Nearly two decades after the Bakke decision, Ward Connerly, a newly appointed University of California Regent, brought the debate full-circle.  When Regent Connerly discovered that the University had different admissions standards based on race, alarm bells went off.  Nervous that the University was susceptible to a lawsuit, Ward Connerly encouraged the Regents to end race preference programs in college admissions.  The Regents passed Connerly’s SP-1 and SP-2 in June of 1995.  SP-1 outlawed preferences in admissions and SP-2 operated similarly in contracting and employment.

 

The battle in California, however, was not over.  With people like Jesse Jackson and Al Sharpton leading an effort to overturn the Regents decision, Ward Connerly decided that the California constitution should be amended to make it unconstitutional to discriminate against or grant preferential treatment to any individual or group on the basis of race, sex, color, and ethnicity in the operation of public employment, public contracting, and public education.  In 1996, Connerly led the effort to secure a place on the ballot and ultimately pass what was known as the California Civil Rights Initiative (Prop 209).  On November 5, 1996 the voters of California agreed with Connerly, by a margin of 55%-45%, that government should be colorblind.

 

After success in CA, Connerly set out to help other states end state-sponsored discrimination.  Due to the separate admissions standards that the University of Washington was using, the state of Washington emerged as a key battleground.  In 1997, Connerly began helping the Washington Policy Center mount a campaign for a ballot initiative similar to California’s Prop 209.  Despite being outspent by a substantial margin, on November 3, 1998 the Washington Civil Rights Initiative (I-200) passed 59%-41%.    
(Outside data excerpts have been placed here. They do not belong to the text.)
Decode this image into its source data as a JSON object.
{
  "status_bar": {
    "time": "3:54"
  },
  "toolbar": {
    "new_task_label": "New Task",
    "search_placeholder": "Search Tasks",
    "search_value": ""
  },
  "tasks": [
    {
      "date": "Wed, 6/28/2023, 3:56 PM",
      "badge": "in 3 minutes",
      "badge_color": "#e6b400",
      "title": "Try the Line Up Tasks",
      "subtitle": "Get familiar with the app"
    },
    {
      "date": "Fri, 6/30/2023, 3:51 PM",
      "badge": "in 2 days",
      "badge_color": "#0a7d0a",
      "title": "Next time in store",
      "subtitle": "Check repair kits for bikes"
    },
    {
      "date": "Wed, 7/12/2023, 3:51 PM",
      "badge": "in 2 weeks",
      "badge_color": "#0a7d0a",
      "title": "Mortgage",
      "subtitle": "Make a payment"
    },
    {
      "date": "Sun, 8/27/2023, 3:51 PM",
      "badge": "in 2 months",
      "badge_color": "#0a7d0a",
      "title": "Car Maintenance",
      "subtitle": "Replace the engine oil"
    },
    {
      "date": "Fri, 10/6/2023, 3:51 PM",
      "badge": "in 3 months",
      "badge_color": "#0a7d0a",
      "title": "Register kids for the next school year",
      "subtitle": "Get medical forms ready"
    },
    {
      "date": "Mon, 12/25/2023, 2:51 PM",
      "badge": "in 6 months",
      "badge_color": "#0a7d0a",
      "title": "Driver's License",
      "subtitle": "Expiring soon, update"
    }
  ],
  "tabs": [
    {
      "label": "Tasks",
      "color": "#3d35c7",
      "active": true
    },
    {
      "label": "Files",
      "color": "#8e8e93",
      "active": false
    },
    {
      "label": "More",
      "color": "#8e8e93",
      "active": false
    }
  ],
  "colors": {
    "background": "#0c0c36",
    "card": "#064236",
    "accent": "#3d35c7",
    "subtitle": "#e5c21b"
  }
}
Success in California and Washington brought hope that the Supreme Court would finally recognize that race has no place in American life or law.   In 1997, two companion lawsuits were filed against the University of Michigan. Gratz v. Bollinger challenged the undergraduate admissions policy and Grutter v. Bollinger challenged the law school’s policy.   On June 23, 2003, the U.S. Supreme Court struck down the preference programs at the University of Michigan's undergraduate college, ending the wholesale use of mechanical race preferences in admissions.  But, in the case against UM’s Law School, the Court inexplicably allowed the continued use of race in admissions.  Justice O’Connor opined that “The Law School's narrowly tailored use of race in admissions decisions to further a compelling interest in obtaining the educational benefits that flow from a diverse student body is not prohibited by the Equal Protection Clause.” 


Battle lines are drawn


Within days of the US Supreme Court decision in Gratz and Grutter, Ward Connerly was asked by Jennifer Gratz and state representative Leon Drolet to help with the Michigan Civil Rights Initiative.  Connerly cautioned that the opponents would view this campaign as a “must-win” and would therefore pull out all of the stops. The campaign was launched and, as predicted, the entire establishment – including major businesses and special interest groups like the ACLU, BAMN, and the NAACP -- lined up to oppose the initiative.  Despite access to significantly less manpower and money, on November 7, 2006, the Michigan Civil Rights Initiative (Proposal 2) passed by a landslide margin of 58-42%.

 

Just months later, the US Supreme Court followed the Michigan victory with another blow to race preferences.  The Court agreed to hear a challenge to programs in Seattle and Louisville that used race to assign children to elementary and middle schools. And in a 5-4 ruling, Chief Justice Roberts eloquently stated “the way to stop discrimination on the basis of race is to stop discriminating on the basis of race.” 

 

The end of an era

 

In 2008, Nebraska became the fourth state in which voters banned the use of race and gender preferences in public employment, education, and contracting. Arizona voters, in 2010, voted in favor making race and gender preferences unconstitutional.  Over 26% of the nation’s population now live in states that have chosen to ban race and gender preferences.  As more states reject these harmful color conscious programs, our nation moves ever closer to the true promise of the 1964 Civil Rights Act– a colorblind government.